Invece quando avete potuto allenarvi a pieno regime, che tipo di lavoro è stato fatto?

R: “Abbiamo sempre cercato di lavorare con esercizi individuali in modo che i ragazzi potessero rimanere in forma e non perdere i miglioramenti, ci siamo fermati solo nei quindici giorni di zona rossa”.

J: “Abbiamo ripreso ad allenarci quando abbiamo avuto l’ok dalla federazione verso Aprile”.

Nel momento attuale, in cui ci sono meno restrizioni, potete svolgere più esercizi?

R: “Ultimamente lavoriamo molto di più, anche sul’ intensità. Possiamo fare esercizi collettivi, sia sulla tecnica che sulla tattica. Siamo molto soddisfatti del loro lavoro, perché è il primo anno per tanti ragazzi e abbiamo riscontrato molti miglioramenti”.

J: “Adesso possiamo adottare più situazioni in campo.
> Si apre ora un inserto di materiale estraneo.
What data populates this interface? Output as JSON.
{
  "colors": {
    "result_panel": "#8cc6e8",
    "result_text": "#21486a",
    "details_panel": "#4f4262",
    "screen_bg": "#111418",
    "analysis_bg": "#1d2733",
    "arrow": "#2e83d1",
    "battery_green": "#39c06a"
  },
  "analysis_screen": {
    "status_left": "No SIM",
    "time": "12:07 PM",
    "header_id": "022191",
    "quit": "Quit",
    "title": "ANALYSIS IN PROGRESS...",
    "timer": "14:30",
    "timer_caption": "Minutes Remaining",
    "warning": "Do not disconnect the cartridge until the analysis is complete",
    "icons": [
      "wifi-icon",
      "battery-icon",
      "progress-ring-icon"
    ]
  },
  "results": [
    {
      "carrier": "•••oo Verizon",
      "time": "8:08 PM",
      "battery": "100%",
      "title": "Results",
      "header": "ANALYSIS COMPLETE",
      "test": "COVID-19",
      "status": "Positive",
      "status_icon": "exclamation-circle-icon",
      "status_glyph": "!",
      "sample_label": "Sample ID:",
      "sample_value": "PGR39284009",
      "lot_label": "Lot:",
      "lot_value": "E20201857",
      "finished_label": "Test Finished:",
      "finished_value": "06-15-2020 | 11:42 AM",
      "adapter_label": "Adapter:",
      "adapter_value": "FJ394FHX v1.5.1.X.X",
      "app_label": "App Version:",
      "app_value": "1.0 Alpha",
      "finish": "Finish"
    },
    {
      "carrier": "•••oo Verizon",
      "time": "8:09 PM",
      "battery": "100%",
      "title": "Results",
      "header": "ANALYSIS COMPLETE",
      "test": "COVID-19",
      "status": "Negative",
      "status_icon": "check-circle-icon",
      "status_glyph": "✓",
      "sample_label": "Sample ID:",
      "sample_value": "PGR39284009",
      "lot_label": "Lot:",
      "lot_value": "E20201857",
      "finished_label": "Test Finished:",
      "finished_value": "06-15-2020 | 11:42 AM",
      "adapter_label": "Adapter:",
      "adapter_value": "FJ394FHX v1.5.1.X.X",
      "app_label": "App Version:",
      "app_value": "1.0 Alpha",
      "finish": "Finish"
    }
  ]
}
La stagione sta per finire e ci concetreremo sulle cose che non abbiamo fatto all’inizio, come le partite e le marcature. Tutto questo è mancato molto ai ragazzi in questi mesi di pandemia e ora cerchiamo di recuperare”.

Dall’inizio dell’anno c’è stata una crescita sia fisica che tecnica della squadra?
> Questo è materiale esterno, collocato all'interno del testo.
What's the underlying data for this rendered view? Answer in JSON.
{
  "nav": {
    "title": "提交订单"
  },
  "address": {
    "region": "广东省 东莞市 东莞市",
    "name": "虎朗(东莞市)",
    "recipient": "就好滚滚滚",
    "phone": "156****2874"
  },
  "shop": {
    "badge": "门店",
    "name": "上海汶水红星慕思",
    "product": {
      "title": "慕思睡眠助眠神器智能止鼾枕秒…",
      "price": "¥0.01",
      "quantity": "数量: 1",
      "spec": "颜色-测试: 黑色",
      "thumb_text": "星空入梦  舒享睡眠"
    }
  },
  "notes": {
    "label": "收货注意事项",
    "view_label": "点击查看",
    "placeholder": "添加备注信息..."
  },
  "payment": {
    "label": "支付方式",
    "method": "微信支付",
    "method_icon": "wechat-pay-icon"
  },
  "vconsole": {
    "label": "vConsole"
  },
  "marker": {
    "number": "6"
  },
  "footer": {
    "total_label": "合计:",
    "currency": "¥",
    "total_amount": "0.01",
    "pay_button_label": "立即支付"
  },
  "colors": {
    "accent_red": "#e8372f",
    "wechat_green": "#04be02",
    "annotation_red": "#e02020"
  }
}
R: “Sono cresciuti molto, su tutti i punti di vista; sia a livello tattico che, mentale, e anche sotto il profilo dell’apprendimento. Questo aspetto è importante perché riescono a capire meglio il tipo di esercizi che vogliamo fare”.
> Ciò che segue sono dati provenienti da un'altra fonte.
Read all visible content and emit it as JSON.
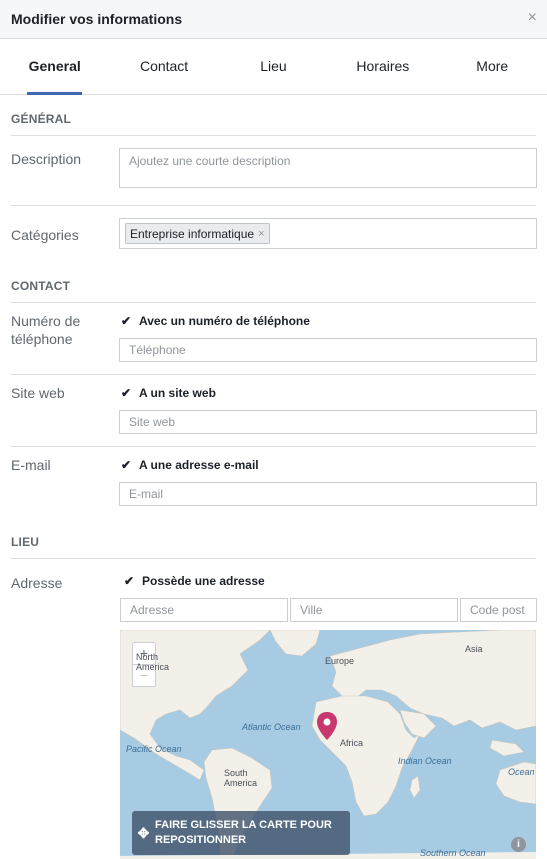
{
  "header": {
    "title": "Modifier vos informations",
    "close": "×"
  },
  "tabs": [
    {
      "label": "General",
      "active": true
    },
    {
      "label": "Contact",
      "active": false
    },
    {
      "label": "Lieu",
      "active": false
    },
    {
      "label": "Horaires",
      "active": false
    },
    {
      "label": "More",
      "active": false
    }
  ],
  "general": {
    "section_title": "GÉNÉRAL",
    "description_label": "Description",
    "description_placeholder": "Ajoutez une courte description",
    "categories_label": "Catégories",
    "category_tag": "Entreprise informatique",
    "tag_remove": "×"
  },
  "contact": {
    "section_title": "CONTACT",
    "phone_label": "Numéro de téléphone",
    "phone_check": "Avec un numéro de téléphone",
    "phone_placeholder": "Téléphone",
    "website_label": "Site web",
    "website_check": "A un site web",
    "website_placeholder": "Site web",
    "email_label": "E-mail",
    "email_check": "A une adresse e-mail",
    "email_placeholder": "E-mail"
  },
  "lieu": {
    "section_title": "LIEU",
    "address_label": "Adresse",
    "address_check": "Possède une adresse",
    "address_placeholder": "Adresse",
    "city_placeholder": "Ville",
    "zip_placeholder": "Code post"
  },
  "map": {
    "zoom_in": "+",
    "zoom_out": "−",
    "labels": {
      "north_america": "North America",
      "europe": "Europe",
      "asia": "Asia",
      "africa": "Africa",
      "south_america": "South America",
      "atlantic": "Atlantic Ocean",
      "pacific": "Pacific Ocean",
      "indian": "Indian Ocean",
      "southern": "Southern Ocean",
      "oceania": "Ocean"
    },
    "drag_hint": "FAIRE GLISSER LA CARTE POUR REPOSITIONNER",
    "info": "i"
  },
  "colors": {
    "accent": "#4267b2",
    "pin": "#c8386f",
    "water": "#a6cbe3",
    "land": "#f2f0e9"
  }
}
J: “Si notano principalmente nell’aspetto tecnico, c’è stata una crescita esponenziale dei ragazzi nei passaggi e nella tecnica in generale, ma abbiamo riscontrato dei miglioramenti anche fisicamente”.

Dato che tra poco finirà la stagione, in che modo volete concludere il lavoro svolto?

R: “Vogliamo finire al meglio l’anno per poi iniziare a settembre a lavorare sulla tattica e ricominciare le partite, in modo da essere più competitivi. Penso che dalla prossima stagione ci toglieremo molte soddisfazioni”.

J: “Finora abbiamo fatto delle partite con altri ragazzi della nostra società e ci auspichiamo che si potrà tornare alla normalità, in modo da continuare ad esercitarci sulla tecnica e sulla tattica”.

Qual è l’obiettivo per il prossimo anno?

R: “Ripartiremo con entusiasmo, lavorando sempre sulla tecnica, per cercare di fare campionati più competitivi. Abbiamo lavorato molto sui ragazzi a livello pscicologico per cercare di ritrovare gli stimoli giusti. Ringraziano la società che ci è stata sempre vicina e speriamo di creare un progetto importante”.

J: “Ripartiamo dalla tattica perché questi ragazzi fra due anni faranno l’agonistica e si alleneranno tre volte a settimana. Dunque vogliamo lavorare sull’organizzazione in campo in modo che i ragazzi siano già pronti e che possano crescere sotto tutti i punti di vista”.